Department of Biostatistics and Bioinformatics, Emory University, 1518 Clifton Road, NE, Atlanta, GA, USA.
Department of Biostatistics, Epidemiology and Informatics, Perelman School of Medicine, University of Pennsylvania, 423 Guardian Drive, Philadelphia, PA, USA.
Biostatistics. 2020 Jul 1;21(3):610-624. doi: 10.1093/biostatistics/kxy081.
Biclustering techniques can identify local patterns of a data matrix by clustering feature space and sample space at the same time. Various biclustering methods have been proposed and successfully applied to analysis of gene expression data. While existing biclustering methods have many desirable features, most of them are developed for continuous data and few of them can efficiently handle -omics data of various types, for example, binomial data as in single nucleotide polymorphism data or negative binomial data as in RNA-seq data. In addition, none of existing methods can utilize biological information such as those from functional genomics or proteomics. Recent work has shown that incorporating biological information can improve variable selection and prediction performance in analyses such as linear regression and multivariate analysis. In this article, we propose a novel Bayesian biclustering method that can handle multiple data types including Gaussian, Binomial, and Negative Binomial. In addition, our method uses a Bayesian adaptive structured shrinkage prior that enables feature selection guided by existing biological information. Our simulation studies and application to multi-omics datasets demonstrate robust and superior performance of the proposed method, compared to other existing biclustering methods.

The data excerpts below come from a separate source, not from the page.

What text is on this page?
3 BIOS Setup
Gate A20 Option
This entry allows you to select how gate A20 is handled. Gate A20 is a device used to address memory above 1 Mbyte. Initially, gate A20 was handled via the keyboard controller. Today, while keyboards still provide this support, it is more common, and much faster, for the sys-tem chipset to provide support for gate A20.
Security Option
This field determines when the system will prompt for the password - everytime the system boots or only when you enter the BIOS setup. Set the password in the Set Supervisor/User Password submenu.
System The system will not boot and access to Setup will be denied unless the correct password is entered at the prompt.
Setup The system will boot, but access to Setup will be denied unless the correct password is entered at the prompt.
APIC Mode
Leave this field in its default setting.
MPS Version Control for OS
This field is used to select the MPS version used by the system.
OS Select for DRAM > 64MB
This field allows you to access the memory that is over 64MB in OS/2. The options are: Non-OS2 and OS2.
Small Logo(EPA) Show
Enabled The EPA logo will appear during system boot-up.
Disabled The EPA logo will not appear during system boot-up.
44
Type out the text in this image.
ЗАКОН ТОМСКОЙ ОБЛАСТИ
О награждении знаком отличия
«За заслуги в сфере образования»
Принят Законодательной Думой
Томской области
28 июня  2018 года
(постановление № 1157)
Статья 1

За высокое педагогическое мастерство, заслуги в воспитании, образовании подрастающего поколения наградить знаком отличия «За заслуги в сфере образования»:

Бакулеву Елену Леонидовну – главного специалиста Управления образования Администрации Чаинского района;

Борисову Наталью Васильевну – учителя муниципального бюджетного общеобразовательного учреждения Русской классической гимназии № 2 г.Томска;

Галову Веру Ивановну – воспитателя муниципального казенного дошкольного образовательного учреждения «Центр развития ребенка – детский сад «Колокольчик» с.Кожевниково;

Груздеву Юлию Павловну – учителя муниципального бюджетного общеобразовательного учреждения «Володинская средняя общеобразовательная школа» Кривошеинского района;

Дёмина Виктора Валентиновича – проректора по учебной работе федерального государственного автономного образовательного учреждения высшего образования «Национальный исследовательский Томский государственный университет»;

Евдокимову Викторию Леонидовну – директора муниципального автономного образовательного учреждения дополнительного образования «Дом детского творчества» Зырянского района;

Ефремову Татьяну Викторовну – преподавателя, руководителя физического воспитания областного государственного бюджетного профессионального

双聚类技术可以通过同时对特征空间和样本空间进行聚类来识别数据矩阵的局部模式。已经提出了各种双聚类方法,并成功地应用于基因表达数据的分析。虽然现有的双聚类方法具有许多理想的特征,但它们大多是为连续数据开发的,很少有方法能够有效地处理各种类型的组学数据,例如单核苷酸多态性数据中的二项式数据或 RNA-seq 数据中的负二项式数据。此外,现有的方法都不能利用功能基因组学或蛋白质组学等生物学信息。最近的研究表明,在线性回归和多元分析等分析中,结合生物学信息可以提高变量选择和预测性能。在本文中,我们提出了一种新的贝叶斯双聚类方法,该方法可以处理包括高斯、二项式和负二项式在内的多种数据类型。此外,我们的方法使用了贝叶斯自适应结构化收缩先验,能够根据现有生物学信息进行特征选择。与其他现有的双聚类方法相比,我们的模拟研究和对多组学数据集的应用表明,所提出的方法具有稳健和优越的性能。